Cambiando totalmente genere, c’è “Mindhunter”: ideata da Joe Penhall e diretta, in parte, dal maestro del thriller David Fincher, racconta di come i due agenti Bill Tench e Holden Ford iniziarono a classificare i serial killer analizzando il loro profilo psico-sociale. Accanto a loro inoltre la professoressa di psicologia Wendy Carr interpretata da Anna Torv, l’apparizione che ricorda Fringe ed è un piacere ritrovare qui.
“Atypical”: creata da Robia Rashid, racconta di Sam, diciottenne autistico che decide di approcciarsi al mondo dei sentimenti, esplorando il suo desiderio di indipendenza, con tutto ciò che ne consegue in termini di ricadute personali e familiari.

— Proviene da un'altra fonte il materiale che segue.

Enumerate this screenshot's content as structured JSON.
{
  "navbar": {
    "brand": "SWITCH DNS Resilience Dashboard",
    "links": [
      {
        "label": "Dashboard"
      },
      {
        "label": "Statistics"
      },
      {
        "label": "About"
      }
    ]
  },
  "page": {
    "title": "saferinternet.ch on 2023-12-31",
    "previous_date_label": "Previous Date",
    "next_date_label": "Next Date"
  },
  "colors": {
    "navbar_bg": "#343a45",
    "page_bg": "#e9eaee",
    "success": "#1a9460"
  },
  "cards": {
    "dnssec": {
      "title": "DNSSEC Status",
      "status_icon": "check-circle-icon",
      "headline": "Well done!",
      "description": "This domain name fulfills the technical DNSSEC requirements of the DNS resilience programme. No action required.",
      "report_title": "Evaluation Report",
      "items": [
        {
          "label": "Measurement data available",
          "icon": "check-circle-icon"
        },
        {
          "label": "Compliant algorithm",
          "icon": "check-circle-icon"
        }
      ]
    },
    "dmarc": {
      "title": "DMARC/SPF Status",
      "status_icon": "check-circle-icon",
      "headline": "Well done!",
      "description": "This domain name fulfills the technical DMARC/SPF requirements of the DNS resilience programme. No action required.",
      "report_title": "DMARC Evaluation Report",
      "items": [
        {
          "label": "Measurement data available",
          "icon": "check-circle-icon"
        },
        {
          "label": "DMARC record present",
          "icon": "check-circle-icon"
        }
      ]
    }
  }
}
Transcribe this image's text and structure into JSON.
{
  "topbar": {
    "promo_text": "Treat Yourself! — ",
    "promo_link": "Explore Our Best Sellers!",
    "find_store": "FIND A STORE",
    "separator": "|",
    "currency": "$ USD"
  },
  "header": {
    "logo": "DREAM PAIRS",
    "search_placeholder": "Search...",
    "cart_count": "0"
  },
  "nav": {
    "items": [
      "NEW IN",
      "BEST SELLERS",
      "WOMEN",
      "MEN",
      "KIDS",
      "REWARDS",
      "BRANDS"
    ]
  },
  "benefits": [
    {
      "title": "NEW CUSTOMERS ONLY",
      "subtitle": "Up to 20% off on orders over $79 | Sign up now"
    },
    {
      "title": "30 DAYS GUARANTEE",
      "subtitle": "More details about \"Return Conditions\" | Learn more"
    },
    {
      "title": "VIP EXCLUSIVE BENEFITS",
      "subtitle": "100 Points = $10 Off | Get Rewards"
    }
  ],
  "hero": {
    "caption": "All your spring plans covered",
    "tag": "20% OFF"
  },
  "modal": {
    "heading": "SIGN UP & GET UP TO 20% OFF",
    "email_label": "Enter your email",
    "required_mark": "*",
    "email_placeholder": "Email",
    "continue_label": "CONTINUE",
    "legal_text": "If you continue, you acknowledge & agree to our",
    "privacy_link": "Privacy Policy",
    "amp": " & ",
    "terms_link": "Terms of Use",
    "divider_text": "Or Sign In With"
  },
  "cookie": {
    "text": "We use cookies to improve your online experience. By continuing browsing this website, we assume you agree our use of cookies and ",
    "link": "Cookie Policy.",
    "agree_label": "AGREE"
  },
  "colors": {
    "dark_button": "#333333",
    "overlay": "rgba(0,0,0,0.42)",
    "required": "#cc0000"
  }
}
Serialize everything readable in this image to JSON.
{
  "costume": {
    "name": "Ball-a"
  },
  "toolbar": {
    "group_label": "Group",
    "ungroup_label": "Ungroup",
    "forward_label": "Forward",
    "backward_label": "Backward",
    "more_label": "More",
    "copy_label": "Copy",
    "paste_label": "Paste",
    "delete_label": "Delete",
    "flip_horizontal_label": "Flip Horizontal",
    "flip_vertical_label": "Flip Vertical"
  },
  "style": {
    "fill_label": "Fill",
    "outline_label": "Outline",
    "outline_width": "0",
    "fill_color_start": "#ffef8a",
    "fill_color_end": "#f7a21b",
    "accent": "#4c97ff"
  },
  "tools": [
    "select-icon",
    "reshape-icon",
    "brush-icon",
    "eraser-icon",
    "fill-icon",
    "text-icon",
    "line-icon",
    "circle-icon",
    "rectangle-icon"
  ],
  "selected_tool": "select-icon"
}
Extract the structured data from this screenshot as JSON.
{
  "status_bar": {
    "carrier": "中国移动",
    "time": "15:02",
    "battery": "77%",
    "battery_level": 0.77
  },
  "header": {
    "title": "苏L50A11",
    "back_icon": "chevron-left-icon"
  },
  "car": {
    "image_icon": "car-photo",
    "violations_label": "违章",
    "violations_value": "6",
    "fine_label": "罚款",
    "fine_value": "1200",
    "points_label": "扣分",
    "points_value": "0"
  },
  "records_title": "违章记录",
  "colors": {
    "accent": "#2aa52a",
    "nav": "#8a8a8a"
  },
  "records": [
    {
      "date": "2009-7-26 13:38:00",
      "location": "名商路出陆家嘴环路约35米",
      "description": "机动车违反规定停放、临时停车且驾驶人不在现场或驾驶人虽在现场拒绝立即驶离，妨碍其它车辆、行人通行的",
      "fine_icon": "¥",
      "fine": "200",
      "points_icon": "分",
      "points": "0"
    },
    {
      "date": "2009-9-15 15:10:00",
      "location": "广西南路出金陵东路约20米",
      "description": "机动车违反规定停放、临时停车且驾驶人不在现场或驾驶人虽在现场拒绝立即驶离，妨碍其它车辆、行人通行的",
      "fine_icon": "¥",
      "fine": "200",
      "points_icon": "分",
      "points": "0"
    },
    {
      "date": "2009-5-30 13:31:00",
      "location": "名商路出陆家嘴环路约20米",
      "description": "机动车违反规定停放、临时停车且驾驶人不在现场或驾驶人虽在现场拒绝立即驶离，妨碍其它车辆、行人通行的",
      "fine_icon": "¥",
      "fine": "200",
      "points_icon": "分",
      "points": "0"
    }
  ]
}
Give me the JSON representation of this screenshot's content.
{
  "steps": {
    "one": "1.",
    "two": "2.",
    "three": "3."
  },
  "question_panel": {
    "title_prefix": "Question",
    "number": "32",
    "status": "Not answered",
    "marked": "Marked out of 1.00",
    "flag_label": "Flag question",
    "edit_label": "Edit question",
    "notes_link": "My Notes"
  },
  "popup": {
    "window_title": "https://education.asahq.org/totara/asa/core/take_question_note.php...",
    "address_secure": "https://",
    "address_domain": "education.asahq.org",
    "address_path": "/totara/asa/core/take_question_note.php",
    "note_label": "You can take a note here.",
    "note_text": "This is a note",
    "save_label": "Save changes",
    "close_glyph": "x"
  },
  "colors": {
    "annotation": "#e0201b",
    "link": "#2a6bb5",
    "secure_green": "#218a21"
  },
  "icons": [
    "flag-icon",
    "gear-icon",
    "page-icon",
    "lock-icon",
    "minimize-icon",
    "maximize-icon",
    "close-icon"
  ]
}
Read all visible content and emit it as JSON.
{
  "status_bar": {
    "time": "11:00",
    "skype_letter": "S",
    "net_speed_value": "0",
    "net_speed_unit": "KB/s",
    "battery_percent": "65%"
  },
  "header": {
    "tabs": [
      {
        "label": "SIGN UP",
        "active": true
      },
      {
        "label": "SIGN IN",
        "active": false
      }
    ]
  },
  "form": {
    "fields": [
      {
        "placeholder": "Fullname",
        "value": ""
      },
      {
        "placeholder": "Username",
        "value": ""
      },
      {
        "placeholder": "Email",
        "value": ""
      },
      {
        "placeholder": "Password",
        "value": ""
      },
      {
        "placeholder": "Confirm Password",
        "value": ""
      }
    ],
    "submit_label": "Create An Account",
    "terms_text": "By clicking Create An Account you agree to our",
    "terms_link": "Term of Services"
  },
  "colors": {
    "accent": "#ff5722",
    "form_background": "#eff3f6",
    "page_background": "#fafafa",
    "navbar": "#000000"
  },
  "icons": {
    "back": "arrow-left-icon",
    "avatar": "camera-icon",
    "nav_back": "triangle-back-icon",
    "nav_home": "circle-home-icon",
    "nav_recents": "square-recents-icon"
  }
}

Tre stagioni dolci e divertenti, per uno show in cui l’elemento
autistico è un’occasione per riflettere tout court sulle relazioni umane.
“Black Mirror”: è una serie tv distopica sul rapporto tra uomo e tecnologia, creata nel 2011 da Charlie Brooker. Cinque stagioni con puntate auto-conclusive e due episodi speciali: uno di Natale con la star di “Mad Men” Jon Hamm e l’altro intitolato “Black Mirror Bandersnatch”, un vero e proprio film interattivo
in cui lo spettatore è messo nella condizione di scegliere il destino al protagonista, influenzando la prosecuzione della trama.